To determine the distribution of a particular gene of interest (e.g. beta-galactosidase) deposited into public databases one could simply use a BLAST pairwise alignment of regularly updated genbank database: BLAST at NCBI
This could be accomplished with either protein or nucleotide sequences of milk relevant genes.
An example BLASTP query of a bifidobacterial beta-galactosidase of Genbank database (NR) can be found here: Example B-gal BLAST
An additional method for scanning microbial sequences for milk-relevant genes can be accomplished using the The Joint Genome Institute’s Integrated Microbial Genomes (IMG) online platform. This tool is extremely user-friendly and is updated quarterly. For more information on IMG please visit their site and/or refer to PMID: PMID: 16381883
An introductory tutorial for using IMG to scan for potential milk utilization genes in microbes has been created and can be accessed here.

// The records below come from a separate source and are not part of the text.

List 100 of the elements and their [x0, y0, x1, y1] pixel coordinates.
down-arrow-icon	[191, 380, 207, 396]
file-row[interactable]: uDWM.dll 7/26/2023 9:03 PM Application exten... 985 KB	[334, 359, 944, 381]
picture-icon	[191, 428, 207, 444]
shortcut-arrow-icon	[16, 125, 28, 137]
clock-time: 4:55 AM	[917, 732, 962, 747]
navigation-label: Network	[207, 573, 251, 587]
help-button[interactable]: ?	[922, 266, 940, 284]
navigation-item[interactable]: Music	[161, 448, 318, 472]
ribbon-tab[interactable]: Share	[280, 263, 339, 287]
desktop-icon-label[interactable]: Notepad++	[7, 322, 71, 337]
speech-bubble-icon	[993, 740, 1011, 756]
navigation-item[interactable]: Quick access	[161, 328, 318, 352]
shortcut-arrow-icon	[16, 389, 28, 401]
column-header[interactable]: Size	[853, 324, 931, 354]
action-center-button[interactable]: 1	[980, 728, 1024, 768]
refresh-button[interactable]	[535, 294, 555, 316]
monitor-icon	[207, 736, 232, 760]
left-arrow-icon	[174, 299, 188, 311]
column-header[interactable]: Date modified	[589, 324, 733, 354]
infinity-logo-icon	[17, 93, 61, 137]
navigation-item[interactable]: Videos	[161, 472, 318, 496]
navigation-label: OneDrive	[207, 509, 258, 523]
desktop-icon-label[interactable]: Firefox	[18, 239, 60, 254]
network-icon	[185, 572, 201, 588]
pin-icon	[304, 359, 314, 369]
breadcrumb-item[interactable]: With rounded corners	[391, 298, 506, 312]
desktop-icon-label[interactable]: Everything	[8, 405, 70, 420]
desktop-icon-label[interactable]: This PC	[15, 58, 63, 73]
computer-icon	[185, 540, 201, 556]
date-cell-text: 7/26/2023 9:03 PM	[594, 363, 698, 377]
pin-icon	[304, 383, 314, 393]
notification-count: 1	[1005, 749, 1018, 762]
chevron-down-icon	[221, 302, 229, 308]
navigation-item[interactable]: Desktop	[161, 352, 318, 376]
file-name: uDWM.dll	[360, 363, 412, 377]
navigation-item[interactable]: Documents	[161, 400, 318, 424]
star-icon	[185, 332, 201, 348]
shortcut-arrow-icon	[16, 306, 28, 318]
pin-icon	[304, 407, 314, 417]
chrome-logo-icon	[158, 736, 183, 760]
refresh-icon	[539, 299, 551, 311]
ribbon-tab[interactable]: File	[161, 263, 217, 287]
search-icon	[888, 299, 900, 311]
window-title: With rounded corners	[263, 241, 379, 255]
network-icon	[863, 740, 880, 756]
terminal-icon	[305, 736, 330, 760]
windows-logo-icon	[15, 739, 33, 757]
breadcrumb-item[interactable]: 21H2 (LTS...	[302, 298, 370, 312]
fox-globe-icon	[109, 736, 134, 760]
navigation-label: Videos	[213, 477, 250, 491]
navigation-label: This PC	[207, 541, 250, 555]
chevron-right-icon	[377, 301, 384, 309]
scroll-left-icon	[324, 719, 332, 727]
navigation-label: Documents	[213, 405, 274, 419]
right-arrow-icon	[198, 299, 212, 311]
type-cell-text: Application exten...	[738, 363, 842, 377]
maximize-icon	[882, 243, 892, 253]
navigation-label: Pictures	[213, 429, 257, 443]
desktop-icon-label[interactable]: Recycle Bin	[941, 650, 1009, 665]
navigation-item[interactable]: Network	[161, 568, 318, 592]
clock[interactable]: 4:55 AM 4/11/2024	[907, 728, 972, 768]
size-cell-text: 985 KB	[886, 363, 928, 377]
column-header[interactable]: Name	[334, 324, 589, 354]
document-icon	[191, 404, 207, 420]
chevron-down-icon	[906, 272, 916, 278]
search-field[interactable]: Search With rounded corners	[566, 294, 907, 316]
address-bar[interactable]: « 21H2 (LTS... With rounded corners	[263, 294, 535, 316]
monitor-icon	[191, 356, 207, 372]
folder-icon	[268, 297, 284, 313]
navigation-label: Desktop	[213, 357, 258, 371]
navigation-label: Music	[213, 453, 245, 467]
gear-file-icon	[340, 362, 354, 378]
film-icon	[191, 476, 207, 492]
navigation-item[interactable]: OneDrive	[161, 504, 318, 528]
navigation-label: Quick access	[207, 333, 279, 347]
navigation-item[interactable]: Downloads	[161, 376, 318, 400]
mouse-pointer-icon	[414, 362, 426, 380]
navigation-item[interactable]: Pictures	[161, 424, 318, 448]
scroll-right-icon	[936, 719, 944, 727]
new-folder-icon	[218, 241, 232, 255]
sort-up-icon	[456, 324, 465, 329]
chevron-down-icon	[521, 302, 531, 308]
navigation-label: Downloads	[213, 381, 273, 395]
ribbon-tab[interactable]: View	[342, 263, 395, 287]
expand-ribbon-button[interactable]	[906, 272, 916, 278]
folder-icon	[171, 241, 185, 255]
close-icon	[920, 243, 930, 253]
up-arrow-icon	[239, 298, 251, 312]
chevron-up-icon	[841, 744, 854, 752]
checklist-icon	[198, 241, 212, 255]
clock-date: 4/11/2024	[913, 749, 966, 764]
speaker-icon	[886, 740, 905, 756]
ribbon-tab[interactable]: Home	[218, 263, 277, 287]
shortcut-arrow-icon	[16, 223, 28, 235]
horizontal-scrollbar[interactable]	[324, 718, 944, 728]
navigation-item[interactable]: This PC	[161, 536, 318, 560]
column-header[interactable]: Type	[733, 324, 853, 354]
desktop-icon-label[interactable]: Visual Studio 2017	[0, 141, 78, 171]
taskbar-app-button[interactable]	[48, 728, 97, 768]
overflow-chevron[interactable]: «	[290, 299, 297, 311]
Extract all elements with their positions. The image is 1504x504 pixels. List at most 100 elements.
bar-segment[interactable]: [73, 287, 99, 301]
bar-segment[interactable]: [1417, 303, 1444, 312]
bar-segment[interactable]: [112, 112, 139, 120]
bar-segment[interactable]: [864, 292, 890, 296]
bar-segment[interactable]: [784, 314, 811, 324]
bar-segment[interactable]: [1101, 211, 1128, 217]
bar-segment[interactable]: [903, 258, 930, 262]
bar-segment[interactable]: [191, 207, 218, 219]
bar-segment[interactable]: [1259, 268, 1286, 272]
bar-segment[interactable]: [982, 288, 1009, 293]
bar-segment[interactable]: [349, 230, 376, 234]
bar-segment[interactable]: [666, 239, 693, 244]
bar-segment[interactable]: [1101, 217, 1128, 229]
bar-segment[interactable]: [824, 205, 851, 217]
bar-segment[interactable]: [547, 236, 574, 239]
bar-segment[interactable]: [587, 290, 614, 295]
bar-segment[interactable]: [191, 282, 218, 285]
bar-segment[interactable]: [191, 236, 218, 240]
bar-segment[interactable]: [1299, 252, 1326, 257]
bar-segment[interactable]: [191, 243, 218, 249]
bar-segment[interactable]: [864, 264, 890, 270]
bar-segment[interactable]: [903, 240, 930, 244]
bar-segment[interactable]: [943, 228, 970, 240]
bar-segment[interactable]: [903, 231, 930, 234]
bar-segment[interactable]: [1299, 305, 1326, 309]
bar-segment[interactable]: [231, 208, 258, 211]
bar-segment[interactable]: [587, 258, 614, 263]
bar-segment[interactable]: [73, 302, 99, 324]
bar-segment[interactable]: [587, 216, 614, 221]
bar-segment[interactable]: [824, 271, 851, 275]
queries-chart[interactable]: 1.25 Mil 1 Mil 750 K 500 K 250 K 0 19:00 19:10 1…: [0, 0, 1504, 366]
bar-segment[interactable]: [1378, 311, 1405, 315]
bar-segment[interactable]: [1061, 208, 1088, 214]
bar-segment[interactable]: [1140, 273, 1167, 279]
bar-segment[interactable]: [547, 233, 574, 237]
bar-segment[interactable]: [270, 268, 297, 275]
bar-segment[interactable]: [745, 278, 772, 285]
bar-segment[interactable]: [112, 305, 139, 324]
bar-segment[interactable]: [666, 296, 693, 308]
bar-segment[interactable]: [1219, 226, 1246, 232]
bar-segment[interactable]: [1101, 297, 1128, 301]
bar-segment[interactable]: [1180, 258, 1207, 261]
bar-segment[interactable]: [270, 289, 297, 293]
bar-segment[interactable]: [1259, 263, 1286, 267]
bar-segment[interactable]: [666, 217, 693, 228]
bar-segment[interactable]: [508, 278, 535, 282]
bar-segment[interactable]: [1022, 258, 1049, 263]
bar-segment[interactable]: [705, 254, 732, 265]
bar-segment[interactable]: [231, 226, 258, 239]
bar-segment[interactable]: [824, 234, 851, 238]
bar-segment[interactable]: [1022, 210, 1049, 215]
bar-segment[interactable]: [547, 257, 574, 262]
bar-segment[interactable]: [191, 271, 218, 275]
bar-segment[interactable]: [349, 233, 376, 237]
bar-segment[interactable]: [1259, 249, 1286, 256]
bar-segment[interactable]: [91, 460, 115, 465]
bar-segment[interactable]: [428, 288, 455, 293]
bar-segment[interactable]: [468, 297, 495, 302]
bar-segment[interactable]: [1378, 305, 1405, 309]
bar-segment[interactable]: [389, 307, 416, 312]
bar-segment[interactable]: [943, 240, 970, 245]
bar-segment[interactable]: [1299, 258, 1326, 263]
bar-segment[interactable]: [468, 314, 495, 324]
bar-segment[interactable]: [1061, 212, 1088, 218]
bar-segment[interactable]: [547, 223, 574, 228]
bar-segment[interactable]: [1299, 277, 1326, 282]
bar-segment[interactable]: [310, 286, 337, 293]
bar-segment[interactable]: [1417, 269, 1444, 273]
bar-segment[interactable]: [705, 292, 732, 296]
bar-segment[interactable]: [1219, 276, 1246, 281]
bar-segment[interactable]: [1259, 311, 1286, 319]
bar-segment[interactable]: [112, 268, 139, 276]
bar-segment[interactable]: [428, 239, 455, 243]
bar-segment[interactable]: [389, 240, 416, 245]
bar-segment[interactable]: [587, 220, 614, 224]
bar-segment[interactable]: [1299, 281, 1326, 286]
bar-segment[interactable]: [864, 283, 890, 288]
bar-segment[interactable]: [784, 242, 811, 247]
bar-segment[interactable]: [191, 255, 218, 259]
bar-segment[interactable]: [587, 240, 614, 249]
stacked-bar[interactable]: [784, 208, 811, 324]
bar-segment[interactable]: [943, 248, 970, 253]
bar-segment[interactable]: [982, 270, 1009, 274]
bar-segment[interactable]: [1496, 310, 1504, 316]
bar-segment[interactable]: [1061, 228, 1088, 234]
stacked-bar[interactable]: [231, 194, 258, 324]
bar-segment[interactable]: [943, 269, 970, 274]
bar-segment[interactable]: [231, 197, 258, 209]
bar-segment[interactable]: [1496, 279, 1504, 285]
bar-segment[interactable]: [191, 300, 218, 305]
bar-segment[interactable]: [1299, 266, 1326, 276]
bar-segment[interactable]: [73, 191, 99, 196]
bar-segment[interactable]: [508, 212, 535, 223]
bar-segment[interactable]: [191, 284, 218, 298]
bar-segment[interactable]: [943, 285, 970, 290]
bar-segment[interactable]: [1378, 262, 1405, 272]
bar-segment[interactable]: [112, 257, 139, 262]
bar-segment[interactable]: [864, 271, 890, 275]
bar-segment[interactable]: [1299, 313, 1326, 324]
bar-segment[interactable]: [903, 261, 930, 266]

These analyses are routinely utilized to detect homologs or genes decendant from a common ancestral DNA sequence. Although great care must be taken not to over-interpret the results in terms of functional or evolutionary significance. For instance, fucosidases found in soil bacteria are not likely to signal an evolutionary link with milk. The presence of a homolog is only predictive of a biochemical function on milk molecules (e.g. fucosylated milk oligosaccharides).